2000 mg/kg: No abnormalities were detected at necropsy.

Applicant's summary and conclusion

Interpretation of results:

not classified

Remarks:

Migrated information Criteria used for interpretation of results: EU

Conclusions:

The acute oral toxicity of the test material was determined to be LD₅₀ > 2000 mg/kg in rats. The test material was administered via oral gavage at 2000 and 5000 mg/kg bw to both male and female test animals.

Executive summary:

The acute oral toxicity potential of the test material was investigated in rats. The vehicle for the dosing solution was distilled water. Two dose levels were investigated, 5000 and 2000 mg/kg.

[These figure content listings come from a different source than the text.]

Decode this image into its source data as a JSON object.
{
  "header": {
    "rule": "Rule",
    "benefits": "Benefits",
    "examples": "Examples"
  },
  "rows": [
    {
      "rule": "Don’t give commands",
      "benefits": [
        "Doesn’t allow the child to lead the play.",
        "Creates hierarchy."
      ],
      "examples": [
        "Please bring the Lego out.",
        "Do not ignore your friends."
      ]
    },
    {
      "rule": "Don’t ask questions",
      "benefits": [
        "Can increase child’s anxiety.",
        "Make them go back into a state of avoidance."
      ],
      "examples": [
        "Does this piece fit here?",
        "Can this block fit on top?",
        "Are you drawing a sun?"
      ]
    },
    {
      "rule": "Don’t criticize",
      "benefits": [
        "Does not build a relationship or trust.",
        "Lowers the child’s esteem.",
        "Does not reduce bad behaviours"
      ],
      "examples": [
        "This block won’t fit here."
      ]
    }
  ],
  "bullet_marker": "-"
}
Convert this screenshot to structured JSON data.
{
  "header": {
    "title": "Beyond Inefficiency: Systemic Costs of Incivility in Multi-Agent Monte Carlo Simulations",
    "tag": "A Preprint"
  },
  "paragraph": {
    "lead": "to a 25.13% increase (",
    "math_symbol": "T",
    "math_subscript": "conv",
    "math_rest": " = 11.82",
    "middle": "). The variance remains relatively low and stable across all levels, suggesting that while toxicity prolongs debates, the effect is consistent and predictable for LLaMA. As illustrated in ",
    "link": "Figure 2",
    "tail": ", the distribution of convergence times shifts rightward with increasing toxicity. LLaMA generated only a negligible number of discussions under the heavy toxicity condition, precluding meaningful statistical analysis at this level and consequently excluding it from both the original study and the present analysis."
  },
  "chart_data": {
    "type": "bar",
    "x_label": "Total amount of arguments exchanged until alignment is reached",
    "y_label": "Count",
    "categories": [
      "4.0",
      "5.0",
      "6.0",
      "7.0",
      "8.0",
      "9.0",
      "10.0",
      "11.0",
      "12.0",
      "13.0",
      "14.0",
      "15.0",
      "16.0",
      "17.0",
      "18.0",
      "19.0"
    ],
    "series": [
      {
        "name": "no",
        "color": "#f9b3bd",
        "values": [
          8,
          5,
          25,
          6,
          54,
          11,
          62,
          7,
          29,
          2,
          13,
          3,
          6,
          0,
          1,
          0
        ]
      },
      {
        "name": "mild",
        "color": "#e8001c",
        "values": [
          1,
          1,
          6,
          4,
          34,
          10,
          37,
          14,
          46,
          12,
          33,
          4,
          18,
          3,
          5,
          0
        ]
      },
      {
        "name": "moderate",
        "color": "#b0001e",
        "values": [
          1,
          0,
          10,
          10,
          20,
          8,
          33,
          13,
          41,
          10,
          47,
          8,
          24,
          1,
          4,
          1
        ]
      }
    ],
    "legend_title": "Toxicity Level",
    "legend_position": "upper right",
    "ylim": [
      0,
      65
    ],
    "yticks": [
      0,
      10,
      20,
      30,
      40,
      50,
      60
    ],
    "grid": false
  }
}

At a dose level of 5000 mg/kg there were 5 deaths, 2 males and 3 females. Clinical signs, noted 10 minutes - 7 hours after dosing, included ataxia, subdued behaviour, increased salivation, hunched appearance, laboured breathing, hyperventilation, red ocular discharge and prostration. Necropsy findings, noted in premature decedents only, were limited to a distended stomach filled with clear fluid.

At a dose level of 2000 mg/kg there were no deaths. Clinical signs, noted at 0.5 h after dosing, were limited to one male animal which showed increased salivation. No abnormalities were detected at necropsy.

The Median Oral Lethal Dose (LD₅₀) of the test material in rats is greater than 2000 mg/kg.